Grilled Bacon-Wrapped Peaches

Happy Fourth of July everyone, whether you’re taking a big summer vacation now or just enjoying a long weekend of decompression with the family.  I’ll be planted as per tradition at a poolside bar in Palm Beach sipping extra spicy Bloody Marys and watching the Wimbledon finals (go Rafa!)  Remember, we are closed in Miami all day only on Monday (Cayman is open at regular business hours,) but you can enjoy Michael’s Grilled Bacon-Wrapped Peaches from his cookbook at home.  Your South Florida groceries have tons of juicy ones from Georgia, and the recipe is below.  Signing off… for now!

Grilled Bacon-Wrapped Peaches with Aged Balsamic, Toasted Pecans & Piave Vecchio

In my book, bacon-wrapped anything is good. The crisp bacon and juicy fruit strike a total balance of salty and sweet. It’s hard to beat a fresh-picked slurpy peach, but these little bites are a sexy way to dress up the luscious summer fruit, making for a sophisticated, beautiful small plate.

Ingredient Note:
Freestone Peaches
Make sure that the peaches you buy are freestone, not clingstone. The pit pops right out of freestone peaches, while the clingstone literally cling to the pit and you will have to cut around it. If you can’t find freestone, get the clingstone but just carefully cut around the pits with a paring knife.

Toasting Nuts:
Preheat the oven to 350°F. Spread the nuts in a single layer on a rimmed baking sheet. Bake, checking the nuts periodically, until they are fragrant and lightly toasted, 8 to 15 minutes depending on the type of nut. For example, pine nuts toast faster than pecans.

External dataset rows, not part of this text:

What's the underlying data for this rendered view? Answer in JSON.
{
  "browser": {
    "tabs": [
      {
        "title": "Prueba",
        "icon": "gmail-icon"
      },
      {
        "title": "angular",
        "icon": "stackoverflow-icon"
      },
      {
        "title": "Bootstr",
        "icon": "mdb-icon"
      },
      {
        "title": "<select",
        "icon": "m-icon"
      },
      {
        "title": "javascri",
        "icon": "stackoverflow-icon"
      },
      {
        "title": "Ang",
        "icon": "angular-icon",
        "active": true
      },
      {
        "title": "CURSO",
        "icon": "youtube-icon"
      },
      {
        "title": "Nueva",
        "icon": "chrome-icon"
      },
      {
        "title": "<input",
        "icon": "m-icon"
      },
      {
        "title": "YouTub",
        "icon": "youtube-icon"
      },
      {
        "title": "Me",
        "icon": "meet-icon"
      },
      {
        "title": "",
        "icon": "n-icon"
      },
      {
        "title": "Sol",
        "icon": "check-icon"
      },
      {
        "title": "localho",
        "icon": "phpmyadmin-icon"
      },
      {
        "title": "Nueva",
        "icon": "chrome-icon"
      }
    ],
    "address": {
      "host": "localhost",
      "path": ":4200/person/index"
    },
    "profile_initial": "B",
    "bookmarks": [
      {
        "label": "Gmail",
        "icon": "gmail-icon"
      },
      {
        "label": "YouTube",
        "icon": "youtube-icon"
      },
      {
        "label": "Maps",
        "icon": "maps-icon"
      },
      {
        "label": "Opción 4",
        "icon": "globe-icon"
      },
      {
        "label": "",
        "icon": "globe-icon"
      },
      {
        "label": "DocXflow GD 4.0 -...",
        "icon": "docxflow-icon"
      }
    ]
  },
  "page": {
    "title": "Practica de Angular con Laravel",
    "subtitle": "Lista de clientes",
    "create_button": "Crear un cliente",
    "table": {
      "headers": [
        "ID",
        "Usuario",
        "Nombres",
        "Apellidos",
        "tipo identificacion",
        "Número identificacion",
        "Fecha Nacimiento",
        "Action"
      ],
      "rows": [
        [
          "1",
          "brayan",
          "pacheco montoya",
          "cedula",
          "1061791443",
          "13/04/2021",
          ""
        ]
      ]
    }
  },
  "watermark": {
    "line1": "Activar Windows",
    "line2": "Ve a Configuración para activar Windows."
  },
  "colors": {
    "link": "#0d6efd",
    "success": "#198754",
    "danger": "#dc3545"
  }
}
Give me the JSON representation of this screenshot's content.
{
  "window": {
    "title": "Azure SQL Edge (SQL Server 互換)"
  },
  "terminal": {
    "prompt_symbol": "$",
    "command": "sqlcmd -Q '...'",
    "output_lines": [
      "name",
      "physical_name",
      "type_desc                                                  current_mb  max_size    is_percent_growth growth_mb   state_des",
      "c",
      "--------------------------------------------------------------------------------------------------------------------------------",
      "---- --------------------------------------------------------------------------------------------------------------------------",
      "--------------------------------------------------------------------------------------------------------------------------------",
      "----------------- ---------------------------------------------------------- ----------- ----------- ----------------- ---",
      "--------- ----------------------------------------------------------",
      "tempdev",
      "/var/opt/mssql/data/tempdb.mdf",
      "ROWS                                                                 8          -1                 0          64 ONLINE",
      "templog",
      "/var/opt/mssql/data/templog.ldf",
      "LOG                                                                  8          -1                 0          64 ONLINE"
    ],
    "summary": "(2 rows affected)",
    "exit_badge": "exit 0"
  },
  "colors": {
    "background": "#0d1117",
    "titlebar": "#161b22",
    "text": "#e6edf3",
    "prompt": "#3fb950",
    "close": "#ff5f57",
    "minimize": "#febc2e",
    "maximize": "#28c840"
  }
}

Ingredient Note: Piave Vecchio Cheese
Similar to Parmigiano-Reggiano, Piave Vecchio is an aged cow’s milk cheese from Italy but without the granularity. Its unique sweet and nutty flavor makes a great addition to any cheese platter.

Serves 4

16 slices (1/2 pound) Maple Cured Bacon, or store-bought, cut 1/8-inch thick
2 large freestone peaches, halved, pitted and cut into 8 wedges each (see Note)
Fleur de sel
2 cups arugula leaves, for serving
1/4 cup coarsely chopped toasted pecans
Piave Vecchio, for serving (see Note)
Aged balsamic vinegar, vin cotto, or saba, for drizzling
Extra-virgin olive oil, for drizzling

Preheat a gas or charcoal grill and get it very hot. Here is a great tip to keep food from sticking to your grill: Take a few paper towels and fold them several times to make a thick square. Pour some olive oil in a bowl and dip the wad of paper towels into it. Carefully and quickly wipe the hot grates of the grill; this will create a nonstick grilling surface.

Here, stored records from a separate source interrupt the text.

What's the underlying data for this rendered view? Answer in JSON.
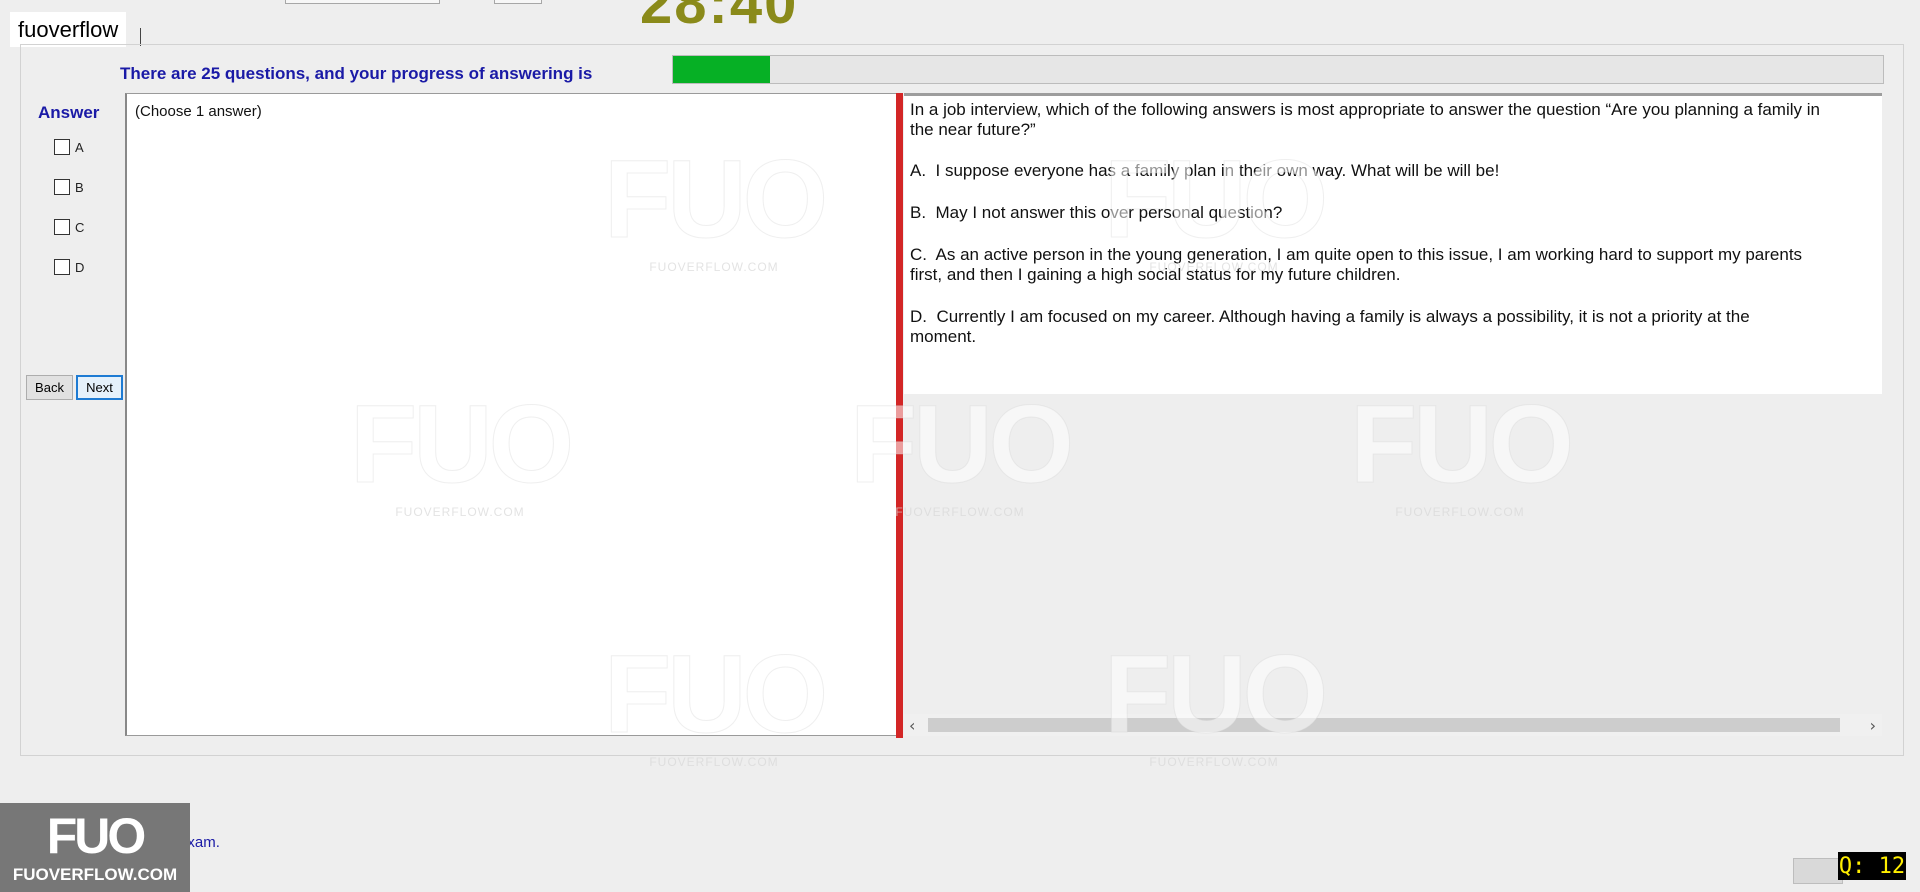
{
  "timer": {
    "display": "28:40"
  },
  "user": {
    "name": "fuoverflow"
  },
  "progress": {
    "label": "There are 25 questions, and your progress of answering is",
    "fraction": 0.08
  },
  "answer": {
    "title": "Answer",
    "options": [
      {
        "label": "A",
        "checked": false
      },
      {
        "label": "B",
        "checked": false
      },
      {
        "label": "C",
        "checked": false
      },
      {
        "label": "D",
        "checked": false
      }
    ],
    "instructions": "(Choose 1 answer)"
  },
  "nav": {
    "back_label": "Back",
    "next_label": "Next"
  },
  "question": {
    "stem": "In a job interview, which of the following answers is most appropriate to answer the question “Are you planning a family in the near future?”",
    "options": [
      {
        "letter": "A.",
        "text": "I suppose everyone has a family plan in their own way. What will be will be!"
      },
      {
        "letter": "B.",
        "text": "May I not answer this over personal question?"
      },
      {
        "letter": "C.",
        "text": "As an active person in the young generation, I am quite open to this issue, I am working hard to support my parents first, and then I gaining a high social status for my future children."
      },
      {
        "letter": "D.",
        "text": "Currently I am focused on my career. Although having a family is always a possibility, it is not a priority at the moment."
      }
    ]
  },
  "scroll": {
    "left_icon": "chevron-left-icon",
    "right_icon": "chevron-right-icon"
  },
  "watermark": {
    "brand_big": "FUO",
    "brand_small": "FUOVERFLOW.COM"
  },
  "logo": {
    "big": "FUO",
    "small": "FUOVERFLOW.COM"
  },
  "finish": {
    "label": "I want to finish the exam.",
    "checked": false
  },
  "question_number": {
    "display": "Q: 12"
  },
  "colors": {
    "accent_text": "#1a1aa6",
    "progress_fill": "#06b025",
    "splitter": "#d32626",
    "timer": "#8a8a1a"
  }
}
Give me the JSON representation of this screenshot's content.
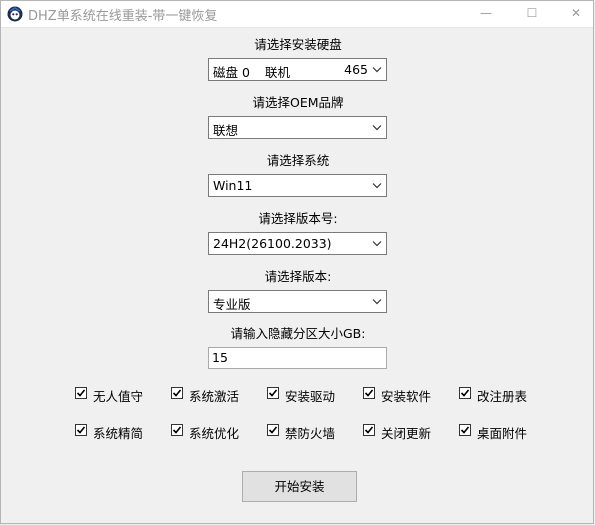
{
  "window": {
    "title": "DHZ单系统在线重装-带一键恢复",
    "minimize_glyph": "—",
    "maximize_glyph": "☐",
    "close_glyph": "✕"
  },
  "form": {
    "disk": {
      "label": "请选择安装硬盘",
      "value_disk": "磁盘 0",
      "value_brand": "联机",
      "value_size": "465"
    },
    "oem": {
      "label": "请选择OEM品牌",
      "value": "联想"
    },
    "system": {
      "label": "请选择系统",
      "value": "Win11"
    },
    "version_number": {
      "label": "请选择版本号:",
      "value": "24H2(26100.2033)"
    },
    "edition": {
      "label": "请选择版本:",
      "value": "专业版"
    },
    "hidden_partition": {
      "label": "请输入隐藏分区大小GB:",
      "value": "15"
    }
  },
  "options": [
    {
      "label": "无人值守",
      "checked": true
    },
    {
      "label": "系统激活",
      "checked": true
    },
    {
      "label": "安装驱动",
      "checked": true
    },
    {
      "label": "安装软件",
      "checked": true
    },
    {
      "label": "改注册表",
      "checked": true
    },
    {
      "label": "系统精简",
      "checked": true
    },
    {
      "label": "系统优化",
      "checked": true
    },
    {
      "label": "禁防火墙",
      "checked": true
    },
    {
      "label": "关闭更新",
      "checked": true
    },
    {
      "label": "桌面附件",
      "checked": true
    }
  ],
  "actions": {
    "start_label": "开始安装"
  },
  "icons": {
    "app": "app-logo-icon",
    "dropdown": "chevron-down-icon",
    "check": "checkmark-icon"
  }
}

Lay the bacon on a cutting board. Set a peach wedge at the edge of each slice and roll up to enclose the peaches. The bacon should wrap around the peach pieces no more than 1 1/2 times otherwise it won’t cook all the way through. Put the peaches on the grill, bacon seam side down. Grill the peaches until the bacon is crisp, turning often, about 8 minutes.

To serve, put a small pile of arugula on each plate, divide the peaches on top. I like to sprinkle them with a tiny amount of fleur de sel. Scatter with pecans, and shave cheese over each one. Drizzle with balsamic and olive oil. The peaches are terrific hot or at room temp.